Friday, July 31, 2009

Another Setback

As reported at the Volokh Conspiracy, the U.S. Court of Appeals has ordered Nordyke v. King to be reviewed by the court en banc. This unexpected move means that, temporarily at least, the Second Amendment has been snatched back from California and the rest of the Ninth Circuit. However, the news may not be all bad.

While the rehearing may void incorporation, it is also possible that the court may instead correct some of the problems with the original ruling, which held that the Second Amendment applied to state and local governments but that the county ordinance in question did not violate it. Even if incorporation is voided in the Ninth Circuit, the U.S. Supreme Court is still likely to hear one of the other incorporation cases currently on appeal. In any event, pending civil-rights actions in California may face a longer, more difficult course.

Wednesday, July 22, 2009

Victory in Defeat

Lest it appear that I ignore setbacks and defeats …

As the New York Times reported today, the U.S. Senate failed to pass an amendment to a defense-spending bill that would have mandated nationwide recognition of concealed-weapons permits—which, technically, Article IV of the U.S. Constitution already requires. Actually, the amendment was approved 58 to 37, but procedural rules required 60 votes. Of course, even if the amendment had eventually passed into law, it would have done little for California … other than to further demonstrate that most other Americans enjoy more freedom than we do in this area.

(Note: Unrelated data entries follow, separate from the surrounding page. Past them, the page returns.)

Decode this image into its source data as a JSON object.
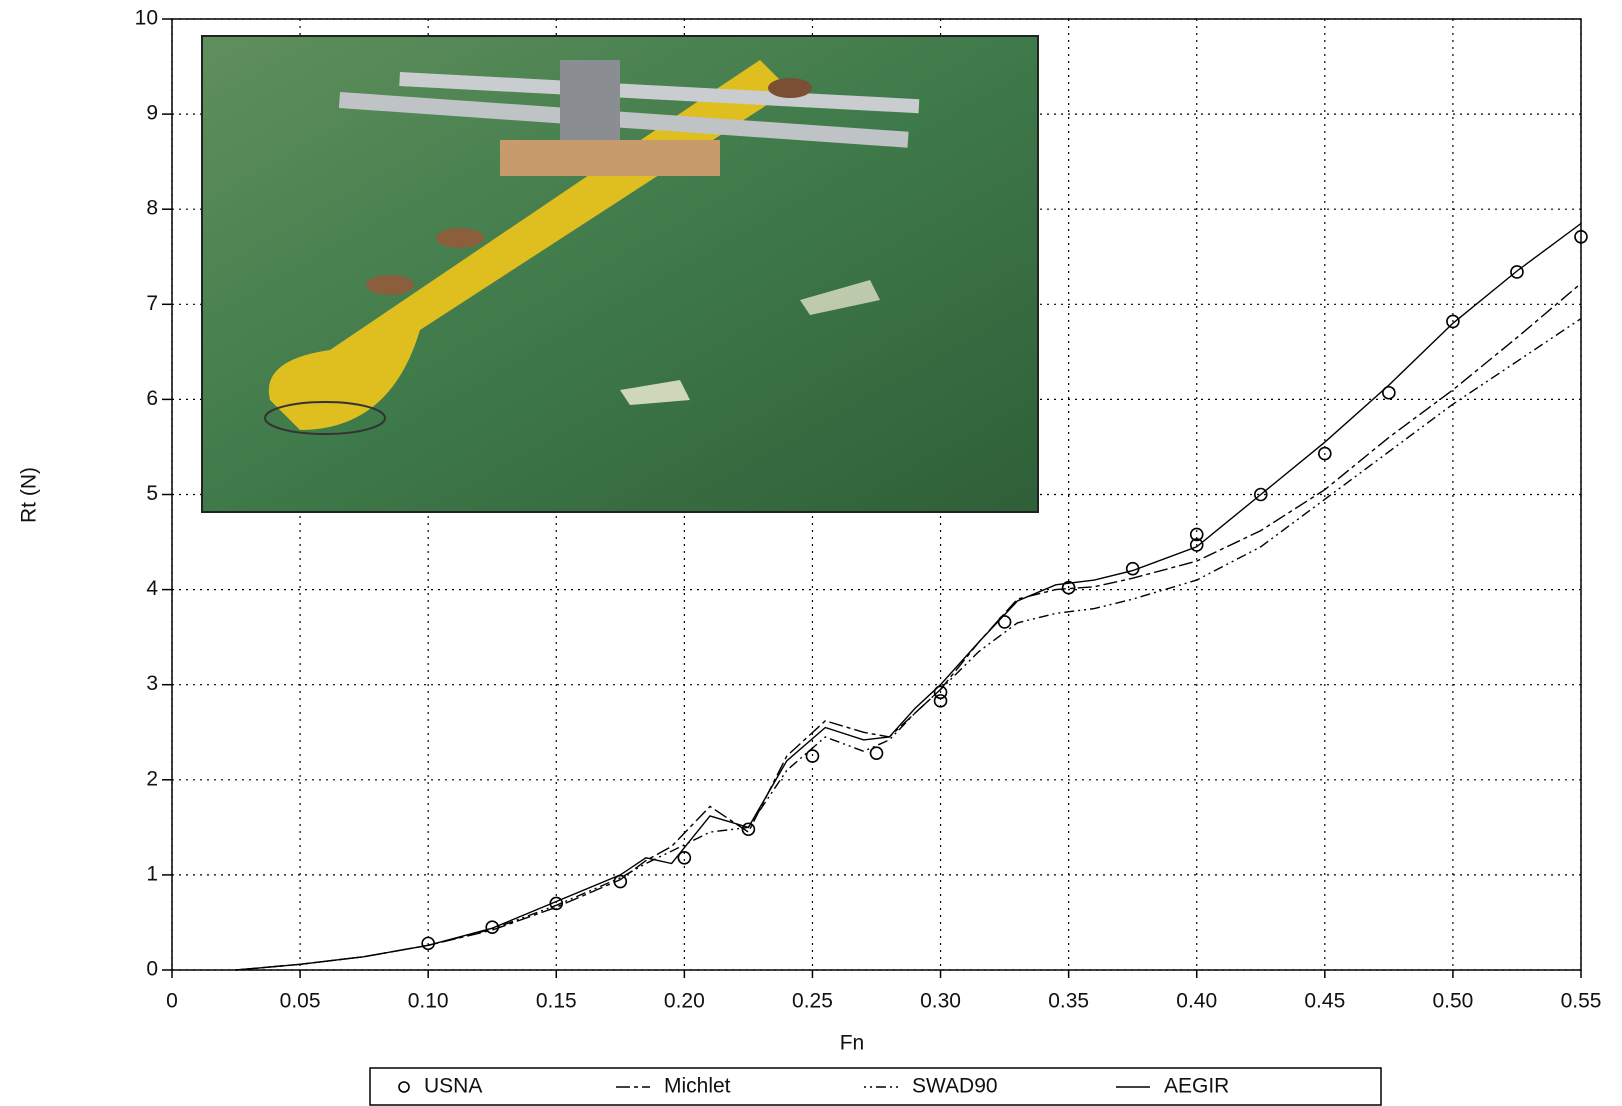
{
  "chart_data": {
    "type": "line",
    "x_label": "Fn",
    "y_label": "Rt (N)",
    "xlim": [
      0,
      0.55
    ],
    "ylim": [
      0,
      10
    ],
    "xticks": [
      0,
      0.05,
      {
        "value": 0.1,
        "label": "0.10"
      },
      0.15,
      {
        "value": 0.2,
        "label": "0.20"
      },
      0.25,
      {
        "value": 0.3,
        "label": "0.30"
      },
      0.35,
      {
        "value": 0.4,
        "label": "0.40"
      },
      0.45,
      {
        "value": 0.5,
        "label": "0.50"
      },
      0.55
    ],
    "yticks": [
      0,
      1,
      2,
      3,
      4,
      5,
      6,
      7,
      8,
      9,
      10
    ],
    "grid": true,
    "legend": "bottom",
    "series": [
      {
        "name": "USNA",
        "color": "#000000",
        "style": "markers",
        "x": [
          0.1,
          0.125,
          0.15,
          0.175,
          0.2,
          0.225,
          0.25,
          0.275,
          0.3,
          0.3,
          0.325,
          0.35,
          0.375,
          0.4,
          0.4,
          0.425,
          0.45,
          0.475,
          0.5,
          0.525,
          0.55
        ],
        "values": [
          0.28,
          0.45,
          0.7,
          0.93,
          1.18,
          1.48,
          2.25,
          2.28,
          2.83,
          2.92,
          3.66,
          4.02,
          4.22,
          4.47,
          4.58,
          5.0,
          5.43,
          6.07,
          6.82,
          7.34,
          7.71
        ]
      },
      {
        "name": "Michlet",
        "color": "#000000",
        "style": "dashed",
        "x": [
          0.025,
          0.05,
          0.075,
          0.1,
          0.125,
          0.15,
          0.175,
          0.185,
          0.195,
          0.21,
          0.225,
          0.24,
          0.255,
          0.27,
          0.28,
          0.29,
          0.3,
          0.315,
          0.33,
          0.345,
          0.36,
          0.375,
          0.4,
          0.425,
          0.45,
          0.475,
          0.5,
          0.525,
          0.55
        ],
        "values": [
          0,
          0.06,
          0.14,
          0.26,
          0.42,
          0.66,
          0.95,
          1.15,
          1.3,
          1.72,
          1.45,
          2.25,
          2.62,
          2.5,
          2.45,
          2.7,
          2.95,
          3.45,
          3.9,
          4.0,
          4.03,
          4.12,
          4.3,
          4.62,
          5.05,
          5.6,
          6.1,
          6.65,
          7.22
        ]
      },
      {
        "name": "SWAD90",
        "color": "#000000",
        "style": "dashdot",
        "x": [
          0.025,
          0.05,
          0.075,
          0.1,
          0.125,
          0.15,
          0.175,
          0.185,
          0.195,
          0.21,
          0.225,
          0.24,
          0.255,
          0.27,
          0.28,
          0.29,
          0.3,
          0.315,
          0.33,
          0.345,
          0.36,
          0.375,
          0.4,
          0.425,
          0.45,
          0.475,
          0.5,
          0.525,
          0.55
        ],
        "values": [
          0,
          0.06,
          0.14,
          0.26,
          0.43,
          0.68,
          0.97,
          1.12,
          1.25,
          1.45,
          1.5,
          2.1,
          2.45,
          2.3,
          2.42,
          2.7,
          2.95,
          3.35,
          3.65,
          3.75,
          3.8,
          3.9,
          4.1,
          4.45,
          4.95,
          5.45,
          5.95,
          6.4,
          6.85
        ]
      },
      {
        "name": "AEGIR",
        "color": "#000000",
        "style": "solid",
        "x": [
          0.025,
          0.05,
          0.075,
          0.1,
          0.125,
          0.15,
          0.175,
          0.185,
          0.195,
          0.21,
          0.225,
          0.24,
          0.255,
          0.27,
          0.28,
          0.29,
          0.3,
          0.315,
          0.33,
          0.345,
          0.36,
          0.375,
          0.4,
          0.425,
          0.45,
          0.475,
          0.5,
          0.525,
          0.55
        ],
        "values": [
          0,
          0.06,
          0.14,
          0.26,
          0.44,
          0.72,
          1.0,
          1.18,
          1.12,
          1.62,
          1.5,
          2.2,
          2.55,
          2.42,
          2.45,
          2.75,
          3.0,
          3.45,
          3.88,
          4.05,
          4.1,
          4.2,
          4.45,
          5.0,
          5.55,
          6.15,
          6.8,
          7.35,
          7.85
        ]
      }
    ]
  }
}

However, this minor defeat illustrates how far we have come since the zenith of the gun-control movement in A.D. 1994. Over half the Senate voted in favor of a provision that would have benefited law-abiding gun owners. That is progress in itself.

Saturday, July 11, 2009

Climatic Change and Human History

As we traveled through the tortured landscape of the Great Basin on our way to and from Utah, I was reminded of the long history of climatic change in this region. Millions of years ago, it was seabed. Thousands of years ago, it was largely filled with lakes and rivers fed by melting glaciers. Even after the glaciers began their abrupt but long retreat, the region remained wet and lush long enough for ancient humans to survive and prosper.

Ice Age Lakes
That prosperity didn’t last. The climate continued to change. Lakes and rivers shrank, and some disappeared altogether. Rainfall also declined. The Great Basin dried out. Crops failed. People died. The first inhabitants had all but vanished by the time more adaptable tribes arrived from the east to dig wells, divert rivers, and build cities.

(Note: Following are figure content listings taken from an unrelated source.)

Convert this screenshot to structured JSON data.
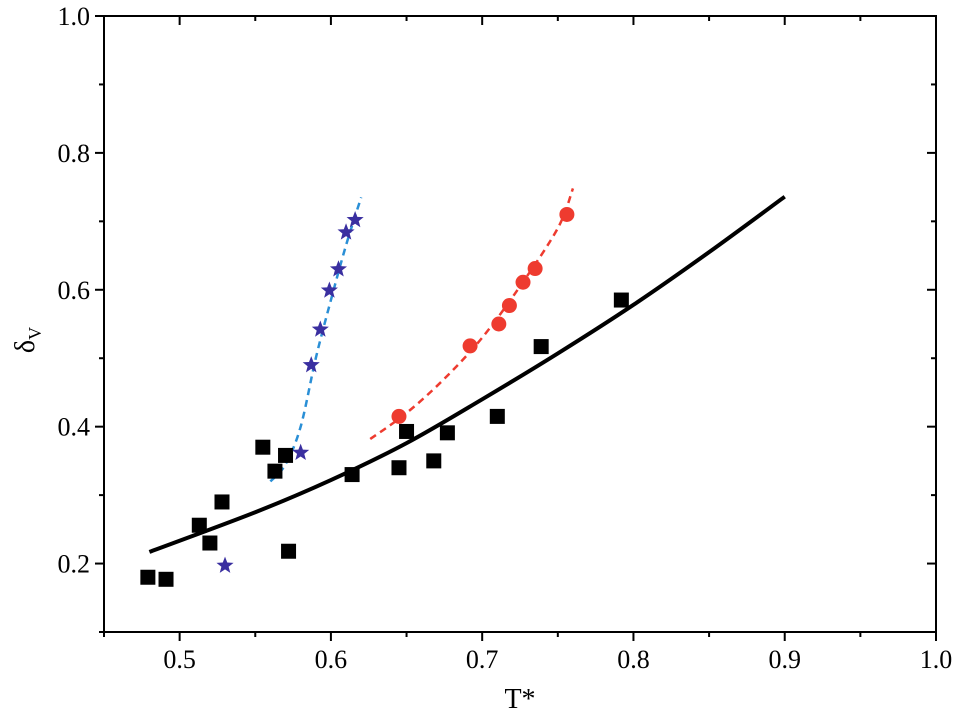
{
  "chart_data": {
    "type": "scatter",
    "title": "",
    "xlabel": "T*",
    "ylabel": "δ",
    "ylabel_sub": "V",
    "xlim": [
      0.45,
      1.0
    ],
    "ylim": [
      0.1,
      1.0
    ],
    "x_ticks": [
      0.5,
      0.6,
      0.7,
      0.8,
      0.9,
      1.0
    ],
    "x_tick_labels": [
      "0.5",
      "0.6",
      "0.7",
      "0.8",
      "0.9",
      "1.0"
    ],
    "y_ticks": [
      0.2,
      0.4,
      0.6,
      0.8,
      1.0
    ],
    "y_tick_labels": [
      "0.2",
      "0.4",
      "0.6",
      "0.8",
      "1.0"
    ],
    "grid": false,
    "legend": "none",
    "series": [
      {
        "marker": "square",
        "color": "#000000",
        "points": [
          [
            0.479,
            0.18
          ],
          [
            0.491,
            0.177
          ],
          [
            0.513,
            0.256
          ],
          [
            0.52,
            0.23
          ],
          [
            0.528,
            0.29
          ],
          [
            0.555,
            0.37
          ],
          [
            0.563,
            0.335
          ],
          [
            0.57,
            0.358
          ],
          [
            0.572,
            0.218
          ],
          [
            0.614,
            0.33
          ],
          [
            0.645,
            0.34
          ],
          [
            0.65,
            0.393
          ],
          [
            0.668,
            0.35
          ],
          [
            0.677,
            0.391
          ],
          [
            0.71,
            0.415
          ],
          [
            0.739,
            0.517
          ],
          [
            0.792,
            0.585
          ]
        ]
      },
      {
        "marker": "star",
        "color": "#3a2fa0",
        "points": [
          [
            0.53,
            0.197
          ],
          [
            0.58,
            0.362
          ],
          [
            0.587,
            0.49
          ],
          [
            0.593,
            0.542
          ],
          [
            0.599,
            0.599
          ],
          [
            0.605,
            0.63
          ],
          [
            0.61,
            0.684
          ],
          [
            0.616,
            0.702
          ]
        ]
      },
      {
        "marker": "circle",
        "color": "#ee3b2f",
        "points": [
          [
            0.645,
            0.415
          ],
          [
            0.692,
            0.518
          ],
          [
            0.711,
            0.55
          ],
          [
            0.718,
            0.577
          ],
          [
            0.727,
            0.611
          ],
          [
            0.735,
            0.631
          ],
          [
            0.756,
            0.71
          ]
        ]
      }
    ],
    "curves": [
      {
        "style": "solid",
        "color": "#000000",
        "points": [
          [
            0.48,
            0.217
          ],
          [
            0.55,
            0.275
          ],
          [
            0.6,
            0.322
          ],
          [
            0.65,
            0.376
          ],
          [
            0.7,
            0.44
          ],
          [
            0.75,
            0.507
          ],
          [
            0.8,
            0.578
          ],
          [
            0.85,
            0.655
          ],
          [
            0.9,
            0.736
          ]
        ]
      },
      {
        "style": "dashed",
        "color": "#2a8fd6",
        "points": [
          [
            0.56,
            0.32
          ],
          [
            0.57,
            0.345
          ],
          [
            0.58,
            0.4
          ],
          [
            0.59,
            0.5
          ],
          [
            0.6,
            0.585
          ],
          [
            0.61,
            0.665
          ],
          [
            0.62,
            0.735
          ]
        ]
      },
      {
        "style": "dashed",
        "color": "#ee3b2f",
        "points": [
          [
            0.626,
            0.382
          ],
          [
            0.65,
            0.42
          ],
          [
            0.675,
            0.47
          ],
          [
            0.7,
            0.53
          ],
          [
            0.725,
            0.605
          ],
          [
            0.75,
            0.69
          ],
          [
            0.76,
            0.748
          ]
        ]
      }
    ]
  }
}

Despite all the recent concern over climatic change, it is simply not a new phenomenon. In the broadest sense, human history has been defined by our response to this ongoing process. Legendary civilizations arose and thrived on the low-lying temperate plains, only to be washed away by the rising seas that heralded the beginning of a warmer, interglacial period. As the ice retreated, the survivors of the great floods migrated into the new lands, where they planted the seeds that grew into the nations we know today.

Humans have always adapted to such change or paid the price for failing to do so. Now, though, we talk of controlling the climate by our own hand and of spending the wealth of nations to do so. Assuming this ability is within our grasp and not another fiction of our own arrogance, how will we select the ideal global climate?

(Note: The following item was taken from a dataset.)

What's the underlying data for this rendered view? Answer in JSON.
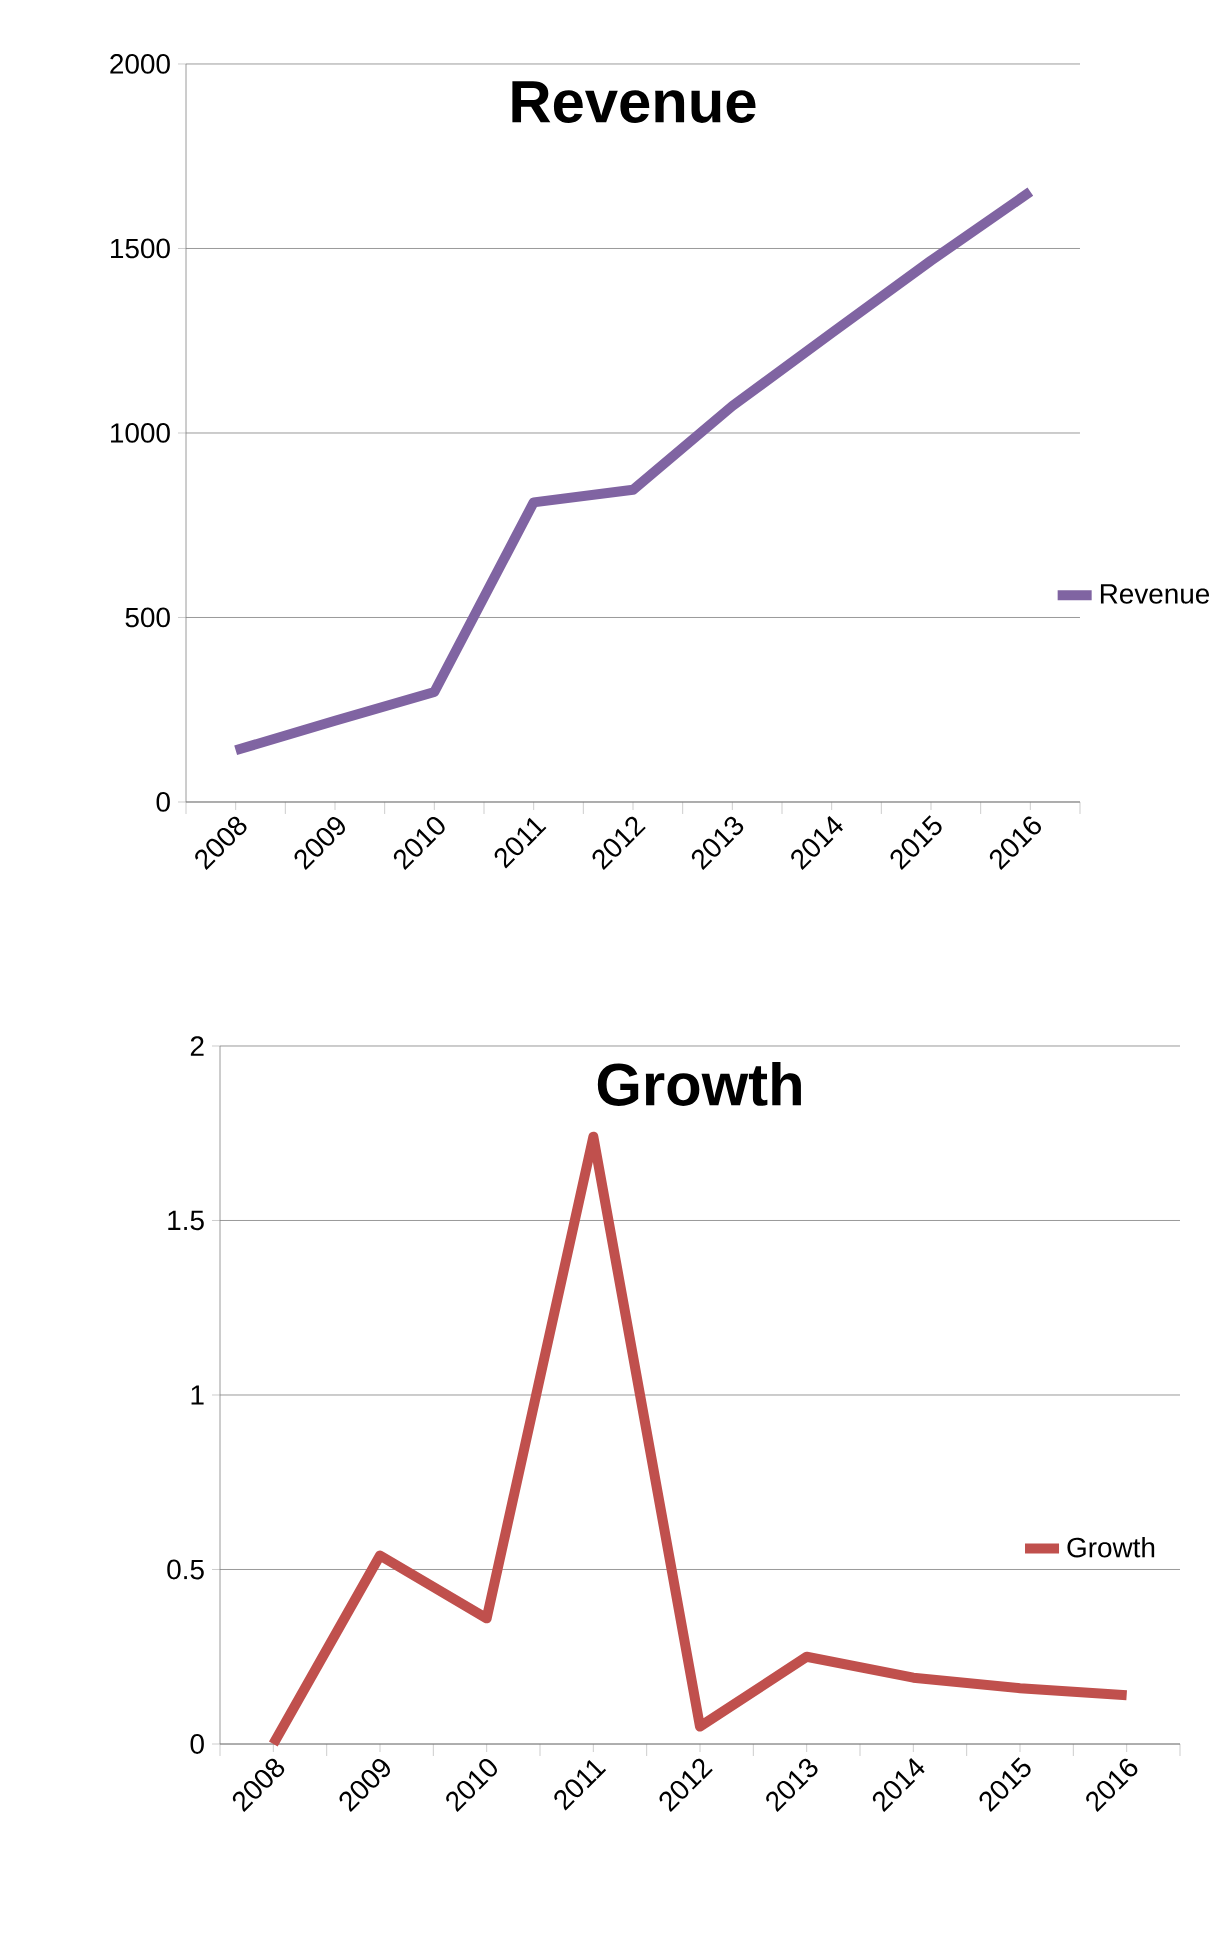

That is the question that still remains unanswered and, for that matter, largely unasked. Why should the predominant climate of the 20th century A.D. be our ideal? It was but one point on the climatic spectrum—and perhaps an unstable one at that. Should we forgo adaptation in our pursuit of control? Our civilization will pay a high price if our quest for control fails—or perhaps even if it succeeds.

Tuesday, July 7, 2009

California Asks for Nationwide Incorporation of the Second Amendment

On July 6th, Attorney General Edmund G. Brown submitted an amicus brief to the U.S. Supreme Court on two pending Second Amendment incorporation appeals out of Chicago. Citing the protection of Constitutional rights in California, AG Brown encouraged the high court to hear these cases and to affirm the applicability of the Second Amendment to the states. He also asked the court for guidance on what kinds of firearms regulations are permissible.

The momentum for reform is clearly mounting now. The Supreme Court will doubtlessly rule in favor of nationwide incorporation, which will make sweeping advances for the legal right to arms almost inevitable. Furthermore, AG Brown’s brief also focused attention on California’s particular plight, which is shared by a handful of other states (such as Illinois and New York). Together, we suffer under a tangled, ineffective mass of gun-control laws that are becoming ever more clearly unconstitutional.

It seems that the question I asked just two months ago has been answered. A quiet but well-placed ally has indeed found the political cover needed to move toward a more reasonable interpretation of the right to arms in California.